The Jupiter-family comet, 289P/Blanpain, has a red reflection spectrum similar to that of D-type asteroids and is considered to originate from the distant region of the solar system. The 289/PBlanpain is a candidate object for JAXA's next generation small body sample return mission in the solar system. The Phoenicid meteor shower and its parent body, 289P/Blanpain, exemplify the complex relationship between cometary disintegration and meteor shower production. This system provides a unique opportunity to study both historical cometary breakup and the resulting meteoroid stream evolution over two centuries. Comet 289P/Blanpain, discovered in 1819 by Jean-Jacques Blanpain, was subsequently lost for approximately 200 years. Its rediscovery in 2003 as the asteroid 2003 WY25 establishing that the object had evolved dramatically since its initial discovery, displaying minimal cometary activity. The connection between 289P/Blanpain and the Phoenicids was definitively established by Jenniskens and Lyytinen (2005), who demonstrated through numerical modeling of cometary dust trails that the 1819/1820 breakup event of the Blanpain produced the meteoroids responsible for the short but intense Phoenicids outburst observed in 1956. This connection was further strengthened by subsequent investigations by Sato and Watanabe (2010).

The 1956 Phoenicids outburst, with a Zenithal Hourly Rate (ZHR) of approximately 100 meteors, represented one of the most dramatic manifestations of this disintegration event. Weiss (1958) provided early documentation of this phenomenon, with McBeath (2003) and Watanabe et al. (2005) offering more detailed retrospective analyses that confirmed the connection to Blanpain's earlier breakup. A second significant outburst in 2014, documented by Fujiwara et al. (2017), produced a ZHR of approximately 33±4, demonstrating the continued activity of the meteoroid stream over 150 years after the initial breakup event. This outburst validated predictions by Sato and Watanabe (2014).

The comet itself continues to show signs of instability, as evidenced by its remarkable outburst in July 2013. This event, occurring at 3.9 AU from the Sun, featured a 9-magnitude brightness increase - making it one of the largest comet outbursts ever observed. Ye et al. (2020) determined that this outburst produced approximately 10⁸ kg of dust, representing about 1% of the comet's nucleus mass. Their analysis suggested that crystallization of amorphous water ice, triggered by a spin-up disruption of the nucleus, was the most likely mechanism.

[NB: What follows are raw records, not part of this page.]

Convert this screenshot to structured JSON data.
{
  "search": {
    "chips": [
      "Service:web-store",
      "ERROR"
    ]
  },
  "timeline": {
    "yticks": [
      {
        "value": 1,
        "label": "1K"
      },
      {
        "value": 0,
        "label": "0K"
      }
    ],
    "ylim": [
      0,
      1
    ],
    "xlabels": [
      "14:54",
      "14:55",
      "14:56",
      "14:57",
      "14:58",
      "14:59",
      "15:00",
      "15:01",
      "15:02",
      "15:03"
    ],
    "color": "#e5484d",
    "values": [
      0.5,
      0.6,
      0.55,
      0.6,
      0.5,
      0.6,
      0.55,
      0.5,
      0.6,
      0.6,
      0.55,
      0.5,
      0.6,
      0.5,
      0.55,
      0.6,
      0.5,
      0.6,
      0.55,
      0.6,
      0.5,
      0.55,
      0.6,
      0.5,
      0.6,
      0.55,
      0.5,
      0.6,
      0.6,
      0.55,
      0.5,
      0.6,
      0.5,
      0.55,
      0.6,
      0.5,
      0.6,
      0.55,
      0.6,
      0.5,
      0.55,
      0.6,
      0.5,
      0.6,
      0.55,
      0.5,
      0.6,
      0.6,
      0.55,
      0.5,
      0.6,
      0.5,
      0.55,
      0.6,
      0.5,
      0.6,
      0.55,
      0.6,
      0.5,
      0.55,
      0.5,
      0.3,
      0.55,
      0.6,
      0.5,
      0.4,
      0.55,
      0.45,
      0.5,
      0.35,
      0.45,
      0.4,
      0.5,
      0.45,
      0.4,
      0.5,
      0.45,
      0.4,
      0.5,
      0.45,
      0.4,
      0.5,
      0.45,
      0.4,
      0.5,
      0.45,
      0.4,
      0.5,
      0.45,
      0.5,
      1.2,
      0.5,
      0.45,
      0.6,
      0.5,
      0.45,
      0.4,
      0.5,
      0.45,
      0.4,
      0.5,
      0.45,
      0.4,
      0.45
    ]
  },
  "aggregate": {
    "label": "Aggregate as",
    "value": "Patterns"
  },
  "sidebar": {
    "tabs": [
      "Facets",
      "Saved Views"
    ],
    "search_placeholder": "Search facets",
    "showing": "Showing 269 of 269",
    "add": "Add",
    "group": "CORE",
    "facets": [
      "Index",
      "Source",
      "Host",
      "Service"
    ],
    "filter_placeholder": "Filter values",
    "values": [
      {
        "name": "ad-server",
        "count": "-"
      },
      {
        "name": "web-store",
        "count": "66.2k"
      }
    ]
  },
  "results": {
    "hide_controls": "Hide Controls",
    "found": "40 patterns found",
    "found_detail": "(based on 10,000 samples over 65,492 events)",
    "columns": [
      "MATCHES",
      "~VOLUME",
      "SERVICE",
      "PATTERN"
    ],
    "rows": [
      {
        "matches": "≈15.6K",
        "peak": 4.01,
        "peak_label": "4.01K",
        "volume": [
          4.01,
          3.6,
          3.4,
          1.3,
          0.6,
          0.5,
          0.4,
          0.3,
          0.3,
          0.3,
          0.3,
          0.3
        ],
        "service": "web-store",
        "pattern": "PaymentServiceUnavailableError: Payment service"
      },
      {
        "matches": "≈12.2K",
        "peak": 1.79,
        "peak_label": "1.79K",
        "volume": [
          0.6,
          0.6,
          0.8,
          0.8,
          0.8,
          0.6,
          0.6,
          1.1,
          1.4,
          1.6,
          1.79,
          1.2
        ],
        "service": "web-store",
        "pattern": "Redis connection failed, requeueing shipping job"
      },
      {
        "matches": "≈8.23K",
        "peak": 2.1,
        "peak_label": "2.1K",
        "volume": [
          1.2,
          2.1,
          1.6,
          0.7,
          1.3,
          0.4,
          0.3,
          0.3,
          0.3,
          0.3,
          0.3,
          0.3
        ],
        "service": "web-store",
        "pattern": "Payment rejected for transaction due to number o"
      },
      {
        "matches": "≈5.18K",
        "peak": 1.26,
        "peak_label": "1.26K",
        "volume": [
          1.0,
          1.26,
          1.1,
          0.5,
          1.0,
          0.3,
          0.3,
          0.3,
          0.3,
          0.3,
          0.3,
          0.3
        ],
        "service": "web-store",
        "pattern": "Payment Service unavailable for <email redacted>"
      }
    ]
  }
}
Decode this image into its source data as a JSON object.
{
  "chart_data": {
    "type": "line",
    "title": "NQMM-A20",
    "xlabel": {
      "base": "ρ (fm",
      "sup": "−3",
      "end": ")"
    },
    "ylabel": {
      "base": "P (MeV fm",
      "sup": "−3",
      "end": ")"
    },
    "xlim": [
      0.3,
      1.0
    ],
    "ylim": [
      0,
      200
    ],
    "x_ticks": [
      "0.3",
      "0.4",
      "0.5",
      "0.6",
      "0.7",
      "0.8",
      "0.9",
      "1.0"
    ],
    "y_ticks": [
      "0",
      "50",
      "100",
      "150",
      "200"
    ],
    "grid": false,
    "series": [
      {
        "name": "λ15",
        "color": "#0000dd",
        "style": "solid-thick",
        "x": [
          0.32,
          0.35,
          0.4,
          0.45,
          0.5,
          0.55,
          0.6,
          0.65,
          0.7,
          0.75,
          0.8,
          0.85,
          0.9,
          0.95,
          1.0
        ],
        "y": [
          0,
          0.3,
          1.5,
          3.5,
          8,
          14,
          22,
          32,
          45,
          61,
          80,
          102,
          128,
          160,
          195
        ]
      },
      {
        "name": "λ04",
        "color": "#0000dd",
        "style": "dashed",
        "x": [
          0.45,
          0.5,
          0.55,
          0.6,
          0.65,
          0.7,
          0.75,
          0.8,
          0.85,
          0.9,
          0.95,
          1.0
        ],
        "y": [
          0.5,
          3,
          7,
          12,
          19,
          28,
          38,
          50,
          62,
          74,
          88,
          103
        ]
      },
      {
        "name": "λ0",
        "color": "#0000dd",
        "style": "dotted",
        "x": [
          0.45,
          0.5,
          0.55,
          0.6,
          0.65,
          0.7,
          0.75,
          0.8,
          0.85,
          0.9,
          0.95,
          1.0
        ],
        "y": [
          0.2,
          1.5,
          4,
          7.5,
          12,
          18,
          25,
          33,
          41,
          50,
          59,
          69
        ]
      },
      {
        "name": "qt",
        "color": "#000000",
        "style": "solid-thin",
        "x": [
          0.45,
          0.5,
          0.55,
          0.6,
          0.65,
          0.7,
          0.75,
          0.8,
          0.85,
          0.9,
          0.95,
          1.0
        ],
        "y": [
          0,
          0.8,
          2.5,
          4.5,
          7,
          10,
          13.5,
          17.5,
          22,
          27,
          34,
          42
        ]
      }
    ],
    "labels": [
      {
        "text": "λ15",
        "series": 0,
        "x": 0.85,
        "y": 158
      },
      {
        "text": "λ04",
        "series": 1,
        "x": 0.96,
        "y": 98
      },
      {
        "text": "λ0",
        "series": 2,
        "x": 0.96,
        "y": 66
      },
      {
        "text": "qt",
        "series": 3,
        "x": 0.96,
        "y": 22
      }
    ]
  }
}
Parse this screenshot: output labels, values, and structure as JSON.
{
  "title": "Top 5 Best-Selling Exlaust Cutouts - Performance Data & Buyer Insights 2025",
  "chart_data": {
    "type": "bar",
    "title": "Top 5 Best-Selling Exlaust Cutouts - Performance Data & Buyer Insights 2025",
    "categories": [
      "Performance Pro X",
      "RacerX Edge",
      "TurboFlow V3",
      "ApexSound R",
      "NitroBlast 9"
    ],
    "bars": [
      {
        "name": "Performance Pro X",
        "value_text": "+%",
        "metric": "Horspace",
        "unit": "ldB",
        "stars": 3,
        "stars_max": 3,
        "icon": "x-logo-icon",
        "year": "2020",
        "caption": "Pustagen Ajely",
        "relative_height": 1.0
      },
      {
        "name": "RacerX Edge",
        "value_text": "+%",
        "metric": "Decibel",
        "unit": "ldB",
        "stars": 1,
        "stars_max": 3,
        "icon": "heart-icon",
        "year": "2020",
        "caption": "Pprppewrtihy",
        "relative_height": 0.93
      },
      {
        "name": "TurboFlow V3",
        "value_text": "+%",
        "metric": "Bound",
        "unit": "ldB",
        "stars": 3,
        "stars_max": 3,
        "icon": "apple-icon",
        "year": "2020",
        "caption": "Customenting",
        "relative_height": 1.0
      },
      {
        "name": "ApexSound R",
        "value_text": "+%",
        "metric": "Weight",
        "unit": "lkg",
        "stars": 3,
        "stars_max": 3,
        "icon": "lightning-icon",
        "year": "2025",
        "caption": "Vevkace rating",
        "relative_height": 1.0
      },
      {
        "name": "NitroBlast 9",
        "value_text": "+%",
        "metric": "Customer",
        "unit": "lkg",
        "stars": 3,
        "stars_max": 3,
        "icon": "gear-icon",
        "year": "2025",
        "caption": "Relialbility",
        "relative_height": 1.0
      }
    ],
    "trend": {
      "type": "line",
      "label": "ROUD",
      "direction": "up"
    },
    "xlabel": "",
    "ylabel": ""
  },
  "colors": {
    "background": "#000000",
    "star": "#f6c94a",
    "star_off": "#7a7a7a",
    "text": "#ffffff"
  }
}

The Phoenicids are characterized by an unusually low atmospheric entry velocity, approximately 11 km/s. This property makes them one of the slowest meteor showers and results in distinctive atmospheric behavior, including longer visible durations and often brighter meteors. Based on the forecast for the Phoenicid meteor shower, which was ejected in 1866, will reach its maximum around mid-November, 2024, we called for a spectroscopic observation campaign around this maximum period. Spectroscopic observations were carried out at the Ishigakijima Observatory of the National Astronomical Observatory of Japan from November 13 to 17, 2024. In the campaign observation, two spectra were successfully captured from our Ishigakijima Observatory and from Saitama Prefecture (Mr. Takashi Sekiguchi, Nippon Meteor Society (NMS)), respectively.

In order to discuss the cometary activity, Na/Mg/Fe emission intensity ratios of Phoenicids meteoroids will be shown and compared with that of the Geminid meteor shower derived from the active asteroid Phaethon, the exploration target of JAXA's DESTINY+.